The man behind Paper's Please apparently spent four years with the Unity Engine and has produced a game about being a magic insurance investigator for the East India Company. The Obra Dinn never made its cape rendezvous on a trip around Africa to the orient in 1804. In 1807 it shows up off the coast of England, crew missing or dead. You're put on board with a pocketwatch that lets you see and explore the last moment of a corpse's death and using dialogue, a diagram of the ship, a crew/passenger manifest, and a lot of deductive reasoning you've got to figure out who each of the sixty souls on board is, and how they died.
It's a delightful challenge and took me about six and a half hours over several nights, and a single page of notes. Most of the necessary note-keeping is made easy by the game's interface. Warning: The game makes it possible, though tedious, to figure certain things out by guessing. I recommend against it. There are clues available to decipher exactly who every single individual is. When the tutorial text talks about "process of elimination" it means there will be one person left within a particular category (and I'm being purposefully vague) and this happens several times. You do not need to guess between two or three possibilities.

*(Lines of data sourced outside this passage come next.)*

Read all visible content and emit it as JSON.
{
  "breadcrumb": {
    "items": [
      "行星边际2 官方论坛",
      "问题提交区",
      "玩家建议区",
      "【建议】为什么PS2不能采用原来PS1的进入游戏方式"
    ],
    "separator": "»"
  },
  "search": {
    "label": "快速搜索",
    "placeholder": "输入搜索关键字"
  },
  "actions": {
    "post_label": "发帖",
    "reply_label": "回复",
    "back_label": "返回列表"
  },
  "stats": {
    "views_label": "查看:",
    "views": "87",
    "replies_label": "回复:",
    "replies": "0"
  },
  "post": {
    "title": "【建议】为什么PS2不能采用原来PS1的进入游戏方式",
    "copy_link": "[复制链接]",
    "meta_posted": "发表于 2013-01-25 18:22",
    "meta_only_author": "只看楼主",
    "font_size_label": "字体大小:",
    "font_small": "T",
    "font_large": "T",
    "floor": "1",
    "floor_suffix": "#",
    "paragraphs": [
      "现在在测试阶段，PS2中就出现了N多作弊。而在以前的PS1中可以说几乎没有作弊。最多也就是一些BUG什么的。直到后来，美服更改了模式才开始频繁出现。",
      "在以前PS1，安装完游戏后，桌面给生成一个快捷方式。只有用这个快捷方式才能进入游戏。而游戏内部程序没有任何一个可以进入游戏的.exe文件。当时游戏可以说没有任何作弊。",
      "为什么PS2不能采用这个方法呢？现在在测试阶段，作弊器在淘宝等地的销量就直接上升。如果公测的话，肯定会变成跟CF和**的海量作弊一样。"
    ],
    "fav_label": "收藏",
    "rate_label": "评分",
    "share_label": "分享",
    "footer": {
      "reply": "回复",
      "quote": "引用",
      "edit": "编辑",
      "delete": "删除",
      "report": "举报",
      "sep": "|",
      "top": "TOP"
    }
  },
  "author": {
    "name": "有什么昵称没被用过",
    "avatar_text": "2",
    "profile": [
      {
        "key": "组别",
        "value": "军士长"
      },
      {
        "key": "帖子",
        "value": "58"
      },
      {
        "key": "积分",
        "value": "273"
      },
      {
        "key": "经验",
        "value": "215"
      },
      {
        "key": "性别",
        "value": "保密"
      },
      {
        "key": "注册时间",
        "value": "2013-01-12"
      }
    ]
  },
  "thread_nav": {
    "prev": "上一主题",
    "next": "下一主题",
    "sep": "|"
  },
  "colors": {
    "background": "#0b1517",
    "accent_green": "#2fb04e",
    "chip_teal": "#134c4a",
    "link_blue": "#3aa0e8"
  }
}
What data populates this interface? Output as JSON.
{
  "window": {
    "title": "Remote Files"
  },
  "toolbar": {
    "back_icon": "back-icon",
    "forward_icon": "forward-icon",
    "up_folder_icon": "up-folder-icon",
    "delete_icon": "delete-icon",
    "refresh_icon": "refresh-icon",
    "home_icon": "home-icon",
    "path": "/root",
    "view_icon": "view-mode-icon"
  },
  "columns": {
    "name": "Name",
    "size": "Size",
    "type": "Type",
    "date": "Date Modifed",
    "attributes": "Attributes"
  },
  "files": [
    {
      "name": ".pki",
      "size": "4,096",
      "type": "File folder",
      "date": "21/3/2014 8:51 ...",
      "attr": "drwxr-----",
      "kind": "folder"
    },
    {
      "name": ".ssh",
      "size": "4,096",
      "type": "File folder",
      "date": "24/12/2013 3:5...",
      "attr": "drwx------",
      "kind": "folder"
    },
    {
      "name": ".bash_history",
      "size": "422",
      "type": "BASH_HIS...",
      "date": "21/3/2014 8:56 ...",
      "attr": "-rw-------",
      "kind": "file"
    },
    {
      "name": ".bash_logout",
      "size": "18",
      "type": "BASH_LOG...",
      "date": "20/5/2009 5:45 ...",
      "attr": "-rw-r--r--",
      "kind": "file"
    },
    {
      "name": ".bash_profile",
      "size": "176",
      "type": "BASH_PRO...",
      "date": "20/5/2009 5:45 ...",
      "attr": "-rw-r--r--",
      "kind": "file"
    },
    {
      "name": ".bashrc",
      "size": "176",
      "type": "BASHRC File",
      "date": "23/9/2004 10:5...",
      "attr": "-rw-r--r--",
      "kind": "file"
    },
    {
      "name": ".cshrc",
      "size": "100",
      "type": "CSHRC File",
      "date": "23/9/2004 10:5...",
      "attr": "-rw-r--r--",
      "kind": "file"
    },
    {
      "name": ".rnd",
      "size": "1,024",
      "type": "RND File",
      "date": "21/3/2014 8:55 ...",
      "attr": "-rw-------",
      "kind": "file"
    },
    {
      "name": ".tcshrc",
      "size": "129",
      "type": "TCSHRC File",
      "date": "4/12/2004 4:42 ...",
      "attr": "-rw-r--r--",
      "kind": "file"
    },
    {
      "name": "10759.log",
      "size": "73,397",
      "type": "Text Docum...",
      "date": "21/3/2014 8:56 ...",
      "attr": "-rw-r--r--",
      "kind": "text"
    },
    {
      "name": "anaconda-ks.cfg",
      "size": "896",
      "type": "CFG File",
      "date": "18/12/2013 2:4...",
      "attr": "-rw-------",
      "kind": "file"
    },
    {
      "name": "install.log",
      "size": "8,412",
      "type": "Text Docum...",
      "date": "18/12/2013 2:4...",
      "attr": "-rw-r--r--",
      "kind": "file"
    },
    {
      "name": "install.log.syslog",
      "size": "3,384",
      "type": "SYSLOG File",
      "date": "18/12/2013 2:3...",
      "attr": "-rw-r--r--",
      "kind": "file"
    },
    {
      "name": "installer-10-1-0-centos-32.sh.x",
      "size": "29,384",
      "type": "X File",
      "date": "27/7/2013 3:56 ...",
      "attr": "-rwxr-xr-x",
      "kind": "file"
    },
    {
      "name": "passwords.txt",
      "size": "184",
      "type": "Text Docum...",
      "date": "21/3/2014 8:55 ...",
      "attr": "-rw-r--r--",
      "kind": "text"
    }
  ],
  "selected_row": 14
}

If you can't figure out who somebody is yet, try to find another corpse, or go back to a previous one. Do things the hard way. Enjoy it. That's the whole game.
I'll also warn you that the graphics are... experimental. They look better in motion and I was less bothered by the game than I was by screenshots and trailers.
Anyway: Paper's, Please made me feel like a Soviet bureaucrat, and I loved it. Obra Dinn made me feel like a detective, and I loved it. Other than that the games have nothing in common. Take that as you will.